Uma noite em Nova York

(Carla ScalaEjcveS) #1

– Ai, menino – voltou ela ao tom condescendente, de braços cruzados,
abanando a cabeça como se ele fosse estúpido. – Não vê que não há telefone
aqui no quarto?


E Filipe, esforçando-se para se controlar e não responder torto, fingiu que
não levou a mal a impertinência e até sorriu, se fazendo de distraído.


– Sim, tem razão – disse. – Então, diga-lhe só que preciso falar com ela.
– Se a encontrar, eu digo.
– Mas não lhe vai telefonar?
– Sim, vou ligar. Se a encontrar pelo telefone, se ela estiver lá e puder vir ao
telefone, eu digo-lhe que quer falar com ela.


– Está bem, obrigado. Mas, não se esqueça, é importante.
– Não prefere falar com a sua doutora? – perguntou, com falsa ingenuidade.
– Daqui a pouco ela passa aqui, já não deve demorar.

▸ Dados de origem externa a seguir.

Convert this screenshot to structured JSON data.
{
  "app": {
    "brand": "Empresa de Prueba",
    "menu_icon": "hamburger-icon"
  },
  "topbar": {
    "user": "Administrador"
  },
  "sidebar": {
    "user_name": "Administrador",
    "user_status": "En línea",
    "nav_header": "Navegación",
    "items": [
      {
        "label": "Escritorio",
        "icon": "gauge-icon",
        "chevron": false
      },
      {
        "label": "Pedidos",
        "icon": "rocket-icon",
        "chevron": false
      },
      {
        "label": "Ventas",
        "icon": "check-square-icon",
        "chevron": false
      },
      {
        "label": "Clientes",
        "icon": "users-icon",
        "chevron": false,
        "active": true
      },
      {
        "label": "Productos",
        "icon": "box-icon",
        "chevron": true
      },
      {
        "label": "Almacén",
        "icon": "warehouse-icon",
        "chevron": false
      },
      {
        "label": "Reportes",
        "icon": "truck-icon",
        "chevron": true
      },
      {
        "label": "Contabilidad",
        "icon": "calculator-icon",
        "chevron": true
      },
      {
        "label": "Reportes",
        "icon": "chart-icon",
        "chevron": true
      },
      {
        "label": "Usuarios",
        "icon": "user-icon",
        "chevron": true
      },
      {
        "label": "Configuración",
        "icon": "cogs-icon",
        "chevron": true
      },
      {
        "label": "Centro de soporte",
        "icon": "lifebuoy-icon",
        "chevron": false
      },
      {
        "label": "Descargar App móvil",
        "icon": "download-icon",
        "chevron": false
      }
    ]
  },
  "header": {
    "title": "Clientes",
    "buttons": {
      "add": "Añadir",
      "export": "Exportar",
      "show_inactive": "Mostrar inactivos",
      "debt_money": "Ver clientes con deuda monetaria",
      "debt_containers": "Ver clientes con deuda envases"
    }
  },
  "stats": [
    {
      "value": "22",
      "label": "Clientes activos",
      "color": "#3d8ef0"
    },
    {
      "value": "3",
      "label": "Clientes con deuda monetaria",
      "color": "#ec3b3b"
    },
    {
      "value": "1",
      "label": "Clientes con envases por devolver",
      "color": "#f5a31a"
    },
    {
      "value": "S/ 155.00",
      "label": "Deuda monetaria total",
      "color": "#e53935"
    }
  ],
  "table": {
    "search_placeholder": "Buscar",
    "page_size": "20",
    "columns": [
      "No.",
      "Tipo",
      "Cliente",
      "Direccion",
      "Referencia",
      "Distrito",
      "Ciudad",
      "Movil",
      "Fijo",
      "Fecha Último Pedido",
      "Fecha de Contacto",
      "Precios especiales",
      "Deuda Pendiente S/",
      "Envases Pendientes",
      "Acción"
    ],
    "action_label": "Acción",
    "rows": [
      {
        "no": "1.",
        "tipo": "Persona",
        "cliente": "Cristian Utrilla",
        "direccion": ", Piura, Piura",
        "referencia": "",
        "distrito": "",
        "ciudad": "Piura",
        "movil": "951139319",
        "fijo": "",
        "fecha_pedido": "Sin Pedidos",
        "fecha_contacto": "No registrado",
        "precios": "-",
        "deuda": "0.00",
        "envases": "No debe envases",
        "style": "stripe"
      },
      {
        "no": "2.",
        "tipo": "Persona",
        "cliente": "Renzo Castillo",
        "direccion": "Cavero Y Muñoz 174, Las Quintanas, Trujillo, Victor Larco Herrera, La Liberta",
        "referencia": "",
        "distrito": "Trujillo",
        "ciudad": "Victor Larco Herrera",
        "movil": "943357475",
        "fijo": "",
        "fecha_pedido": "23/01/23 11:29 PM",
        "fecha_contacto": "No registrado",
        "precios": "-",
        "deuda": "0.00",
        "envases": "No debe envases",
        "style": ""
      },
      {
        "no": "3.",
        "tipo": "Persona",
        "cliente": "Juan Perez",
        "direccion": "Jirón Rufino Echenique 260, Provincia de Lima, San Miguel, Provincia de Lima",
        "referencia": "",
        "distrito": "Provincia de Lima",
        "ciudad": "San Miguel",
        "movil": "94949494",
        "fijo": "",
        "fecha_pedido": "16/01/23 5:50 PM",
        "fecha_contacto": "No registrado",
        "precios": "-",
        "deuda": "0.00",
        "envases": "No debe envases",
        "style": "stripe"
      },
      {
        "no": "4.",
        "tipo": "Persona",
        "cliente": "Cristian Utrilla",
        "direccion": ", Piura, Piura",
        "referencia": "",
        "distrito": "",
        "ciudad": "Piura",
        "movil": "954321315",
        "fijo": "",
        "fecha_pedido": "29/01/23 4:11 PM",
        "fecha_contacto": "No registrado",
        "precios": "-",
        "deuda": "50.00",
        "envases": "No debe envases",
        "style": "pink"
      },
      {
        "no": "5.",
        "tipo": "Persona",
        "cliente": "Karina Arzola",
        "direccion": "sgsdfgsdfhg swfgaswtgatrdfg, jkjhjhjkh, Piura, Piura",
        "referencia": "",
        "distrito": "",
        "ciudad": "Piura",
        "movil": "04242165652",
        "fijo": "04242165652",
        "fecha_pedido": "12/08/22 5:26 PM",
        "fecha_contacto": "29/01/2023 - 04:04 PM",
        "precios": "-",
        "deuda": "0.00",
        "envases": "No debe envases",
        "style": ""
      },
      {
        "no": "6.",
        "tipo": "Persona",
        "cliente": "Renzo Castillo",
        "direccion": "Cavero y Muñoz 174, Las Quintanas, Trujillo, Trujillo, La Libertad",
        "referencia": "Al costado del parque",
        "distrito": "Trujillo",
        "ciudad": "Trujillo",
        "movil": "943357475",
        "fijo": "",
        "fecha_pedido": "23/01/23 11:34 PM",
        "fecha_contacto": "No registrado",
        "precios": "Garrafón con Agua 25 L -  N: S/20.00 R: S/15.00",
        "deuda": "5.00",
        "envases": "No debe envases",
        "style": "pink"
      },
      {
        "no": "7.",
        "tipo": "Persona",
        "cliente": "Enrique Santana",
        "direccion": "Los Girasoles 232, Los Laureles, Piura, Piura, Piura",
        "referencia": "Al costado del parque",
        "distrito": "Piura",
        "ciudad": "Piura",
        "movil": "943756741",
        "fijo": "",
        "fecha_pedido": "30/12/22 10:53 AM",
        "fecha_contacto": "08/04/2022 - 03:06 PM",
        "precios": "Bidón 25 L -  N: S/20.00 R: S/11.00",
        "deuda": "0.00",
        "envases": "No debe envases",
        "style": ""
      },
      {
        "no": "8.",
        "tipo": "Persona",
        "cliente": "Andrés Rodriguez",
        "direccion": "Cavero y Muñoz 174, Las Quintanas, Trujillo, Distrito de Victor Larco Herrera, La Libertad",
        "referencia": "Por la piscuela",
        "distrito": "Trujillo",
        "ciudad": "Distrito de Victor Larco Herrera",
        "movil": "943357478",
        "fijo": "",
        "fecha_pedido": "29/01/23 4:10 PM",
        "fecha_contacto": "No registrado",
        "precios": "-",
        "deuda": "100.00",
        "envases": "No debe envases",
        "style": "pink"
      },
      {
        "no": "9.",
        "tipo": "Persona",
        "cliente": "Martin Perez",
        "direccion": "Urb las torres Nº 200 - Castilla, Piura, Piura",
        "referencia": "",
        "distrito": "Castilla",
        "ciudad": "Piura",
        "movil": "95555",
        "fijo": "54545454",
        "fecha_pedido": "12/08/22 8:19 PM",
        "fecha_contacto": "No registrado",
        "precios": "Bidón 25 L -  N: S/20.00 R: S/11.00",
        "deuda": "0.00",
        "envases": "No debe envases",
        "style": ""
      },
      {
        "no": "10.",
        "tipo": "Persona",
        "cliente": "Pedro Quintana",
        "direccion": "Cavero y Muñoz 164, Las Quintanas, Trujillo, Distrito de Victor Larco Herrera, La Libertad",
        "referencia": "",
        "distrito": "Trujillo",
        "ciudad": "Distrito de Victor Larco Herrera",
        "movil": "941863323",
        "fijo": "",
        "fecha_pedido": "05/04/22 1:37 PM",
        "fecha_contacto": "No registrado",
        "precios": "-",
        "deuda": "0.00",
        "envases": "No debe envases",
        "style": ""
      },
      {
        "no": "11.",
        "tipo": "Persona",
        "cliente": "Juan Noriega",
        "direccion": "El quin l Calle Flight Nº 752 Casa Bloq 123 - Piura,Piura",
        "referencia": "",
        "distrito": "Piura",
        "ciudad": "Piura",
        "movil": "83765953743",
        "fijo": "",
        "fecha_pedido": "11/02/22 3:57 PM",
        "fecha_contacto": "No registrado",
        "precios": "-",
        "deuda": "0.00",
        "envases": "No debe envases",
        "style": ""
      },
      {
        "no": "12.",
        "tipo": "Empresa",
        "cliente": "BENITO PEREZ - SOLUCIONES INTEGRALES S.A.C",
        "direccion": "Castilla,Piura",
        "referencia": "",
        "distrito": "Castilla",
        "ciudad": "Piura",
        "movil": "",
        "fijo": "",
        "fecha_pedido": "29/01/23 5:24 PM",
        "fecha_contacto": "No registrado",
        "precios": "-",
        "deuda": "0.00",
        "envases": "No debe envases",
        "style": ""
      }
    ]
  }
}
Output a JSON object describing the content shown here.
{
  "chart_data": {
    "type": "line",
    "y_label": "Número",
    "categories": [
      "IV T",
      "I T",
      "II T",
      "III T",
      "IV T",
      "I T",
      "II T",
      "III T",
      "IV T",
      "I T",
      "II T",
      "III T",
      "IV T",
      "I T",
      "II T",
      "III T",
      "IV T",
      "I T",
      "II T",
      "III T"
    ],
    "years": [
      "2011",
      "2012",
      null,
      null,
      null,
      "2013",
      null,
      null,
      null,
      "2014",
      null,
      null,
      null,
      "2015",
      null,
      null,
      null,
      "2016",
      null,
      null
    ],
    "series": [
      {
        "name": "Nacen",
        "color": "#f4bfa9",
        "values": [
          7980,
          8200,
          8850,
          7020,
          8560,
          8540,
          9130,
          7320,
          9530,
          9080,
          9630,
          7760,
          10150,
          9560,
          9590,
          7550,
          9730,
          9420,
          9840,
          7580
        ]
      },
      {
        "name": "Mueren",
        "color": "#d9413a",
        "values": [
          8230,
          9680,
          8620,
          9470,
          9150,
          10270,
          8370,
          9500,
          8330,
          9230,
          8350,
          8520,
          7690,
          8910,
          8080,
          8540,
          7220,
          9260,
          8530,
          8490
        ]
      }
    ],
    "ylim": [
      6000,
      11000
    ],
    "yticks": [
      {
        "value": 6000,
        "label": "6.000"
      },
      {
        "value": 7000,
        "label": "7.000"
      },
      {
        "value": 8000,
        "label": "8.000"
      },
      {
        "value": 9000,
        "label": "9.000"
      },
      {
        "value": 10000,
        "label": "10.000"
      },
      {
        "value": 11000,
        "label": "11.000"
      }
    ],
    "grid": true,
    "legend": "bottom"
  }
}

– Não, é com a Patrícia que eu quero falar.
E a enfermeira, que sabia da história toda deles, do acidente, das visitas
diárias ao quarto dele e, desde a visita da outra, das ausências de Patrícia,
notou com uma mal disfarçada alegria aquela familiaridade de Filipe ao
referir-se à doutora só pelo nome.


– Eu vou ver se a encontro – disse, sorridente, quase a sussurrar, como
quem diz um segredo cúmplice.


Ela foi embora e ele ficou sem saber se estava só sendo intromedita ou se
estava se divertindo às suas custas. Filipe ficou sozinho e, mais do que nunca,
desesperado com a inutilidade das suas pernas, que o retinham na cama e –
como se não bastasse – refém dos humores inconvenientes da enfermeira.


A mulher voltou ao meio-dia e meia com o tabuleiro do almoço e nem uma
palavra sobre Patrícia, impávida nas suas tarefas, esperando que Filipe
perguntasse.


–   Então,  falou   com a   doutora?
– Ah, sim, falei. Ela disse que hoje está muito ocupada e não pode vir aqui.
– Mas você disse a ela que era importante?
– Disse, mas ela respondeu que hoje não podia mesmo.